Time to control impatience

We have been having a series of industrial actions, or threats of ones, by various trade unions lately. The General Workers' Union's swashbuckling style appears to have tempted other unions to follow suit. The government's non-confrontational style in industrial relations seems to have tempted formerly pacific unions to grow bolder and push their sectoral claims even at the expense of the community at large.

The Malta Union of Teachers has instructed its members to keep the marks they allocate to examination candidates to themselves, presumably until their union, after having won an industrial victory, instructs them to disclose the marks. One cannot but be worried by these actions.

The union's industrial dispute is about two matters: the office of the prime minister's failure to conclude with it and other unions representing people in the public service negotiations about the 2002-2004 collective agreement, and disagreement regarding facilitators in state schools. Industrial action regarding the latter dispute entails working to rule both by facilitators and by kindergarten assistants.

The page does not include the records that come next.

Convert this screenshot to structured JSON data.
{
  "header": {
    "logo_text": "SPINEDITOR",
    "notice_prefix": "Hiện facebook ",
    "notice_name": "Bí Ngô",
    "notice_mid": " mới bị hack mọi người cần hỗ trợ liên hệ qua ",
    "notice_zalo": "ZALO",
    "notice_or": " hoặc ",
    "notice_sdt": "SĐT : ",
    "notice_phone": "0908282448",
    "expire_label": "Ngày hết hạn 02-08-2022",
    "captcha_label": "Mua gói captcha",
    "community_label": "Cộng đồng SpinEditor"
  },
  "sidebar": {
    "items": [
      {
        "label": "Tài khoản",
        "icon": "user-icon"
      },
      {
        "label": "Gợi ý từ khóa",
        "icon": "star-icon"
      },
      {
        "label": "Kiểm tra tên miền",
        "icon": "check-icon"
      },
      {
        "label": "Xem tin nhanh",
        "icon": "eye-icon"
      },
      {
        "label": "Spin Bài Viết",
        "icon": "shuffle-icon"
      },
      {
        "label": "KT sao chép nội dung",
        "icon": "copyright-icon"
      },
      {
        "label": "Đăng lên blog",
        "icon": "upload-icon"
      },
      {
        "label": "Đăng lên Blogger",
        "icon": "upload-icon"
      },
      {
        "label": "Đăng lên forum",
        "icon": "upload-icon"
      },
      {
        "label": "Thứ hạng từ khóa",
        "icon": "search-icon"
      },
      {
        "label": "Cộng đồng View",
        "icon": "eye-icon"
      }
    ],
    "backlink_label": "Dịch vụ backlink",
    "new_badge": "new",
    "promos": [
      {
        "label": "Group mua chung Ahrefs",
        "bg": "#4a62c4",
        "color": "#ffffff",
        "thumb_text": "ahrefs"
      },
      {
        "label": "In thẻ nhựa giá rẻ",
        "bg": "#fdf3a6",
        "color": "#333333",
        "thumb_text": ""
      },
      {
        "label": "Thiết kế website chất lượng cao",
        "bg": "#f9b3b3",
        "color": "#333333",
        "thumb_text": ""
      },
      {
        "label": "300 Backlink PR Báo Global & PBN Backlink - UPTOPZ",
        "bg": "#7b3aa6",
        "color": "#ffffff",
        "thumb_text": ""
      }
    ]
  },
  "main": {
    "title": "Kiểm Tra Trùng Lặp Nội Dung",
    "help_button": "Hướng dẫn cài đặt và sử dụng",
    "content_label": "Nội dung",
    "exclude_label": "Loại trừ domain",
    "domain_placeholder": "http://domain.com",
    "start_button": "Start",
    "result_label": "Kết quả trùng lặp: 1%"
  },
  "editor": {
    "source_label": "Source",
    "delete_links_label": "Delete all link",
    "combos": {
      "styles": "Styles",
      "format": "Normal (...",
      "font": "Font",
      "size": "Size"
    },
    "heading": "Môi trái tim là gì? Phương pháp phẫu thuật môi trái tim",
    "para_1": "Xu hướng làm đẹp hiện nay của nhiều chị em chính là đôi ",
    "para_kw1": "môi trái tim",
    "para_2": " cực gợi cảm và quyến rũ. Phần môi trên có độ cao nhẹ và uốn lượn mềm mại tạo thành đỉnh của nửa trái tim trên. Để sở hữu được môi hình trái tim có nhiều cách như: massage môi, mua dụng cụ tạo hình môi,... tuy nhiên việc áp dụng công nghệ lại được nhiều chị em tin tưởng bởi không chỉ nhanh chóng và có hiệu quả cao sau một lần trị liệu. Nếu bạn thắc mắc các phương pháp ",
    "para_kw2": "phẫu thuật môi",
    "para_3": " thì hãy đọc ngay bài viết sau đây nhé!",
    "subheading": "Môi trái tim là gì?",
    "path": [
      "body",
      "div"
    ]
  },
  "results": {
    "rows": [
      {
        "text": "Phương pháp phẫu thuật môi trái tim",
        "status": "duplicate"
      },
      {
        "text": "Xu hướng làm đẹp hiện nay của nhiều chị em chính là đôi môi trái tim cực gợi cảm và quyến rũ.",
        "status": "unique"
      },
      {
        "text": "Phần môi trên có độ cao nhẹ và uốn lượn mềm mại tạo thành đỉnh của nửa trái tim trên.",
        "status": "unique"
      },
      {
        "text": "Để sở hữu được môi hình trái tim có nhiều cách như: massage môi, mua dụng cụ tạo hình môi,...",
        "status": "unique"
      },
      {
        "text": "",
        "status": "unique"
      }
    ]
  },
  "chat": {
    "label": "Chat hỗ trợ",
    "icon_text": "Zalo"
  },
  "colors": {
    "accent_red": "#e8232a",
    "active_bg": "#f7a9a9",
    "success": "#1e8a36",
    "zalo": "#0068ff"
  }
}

The dispute relating to facilitators should never have come into being. In August 1999 the Ministry of Education and the MUT seem to have agreed that the Certificate in Education Learning Support Facilitators obtainable from the University of Malta's Faculty of Education was equivalent to the Diploma in Facilitating Inclusive Education required by law, but since then the ministry has been insisting on an agreement regarding the 'position description' of facilitators, an agreement it regards as crucial for the implementation of the agreement regarding the facilitators certificate. Since an agreement is likely to be reached soon on this matter, the MUT could have exercised its patience a tad longer before resorting to working to rule.

The union's impatience regarding conclusion of the collective agreement for 2002-2004, which will include a sectoral agreement for teaching grades, is understandable as it always tries to avoid strikes that interfere with teaching programmes, but again one must ask if it was necessary at this point. It is time to control its impatience.

The collective agreement will cover the entire public sector, so it will be complex, and in any case we are still half way through 2002. Did the MUT have to go it on its own, making it difficult for the Education Office to conclude the process related to examinations, thus risking to lose sympathy from scores of thousands of parents.

As salaries in the private sector grow handsomer, the government must strive to make salaries for teachers and other educators as attractive as possible to young graduates.

It would disastrous for this country were its schools to be staffed by second-raters who resorted to teaching simply because they could not find better paid jobs elsewhere. Good education remains, as it will always remain, crucial.

It is, of course, a pity that a collective agreement for teachers is only part of a much wider agreement, for unlike many other public sector employees most teachers do a very good job and deserve all the encouragement they can get. This agreement must be concluded in time for the necessary financial provision to be made in the 2003 budget, so let us get on with it before this cool spring becomes a hot summer.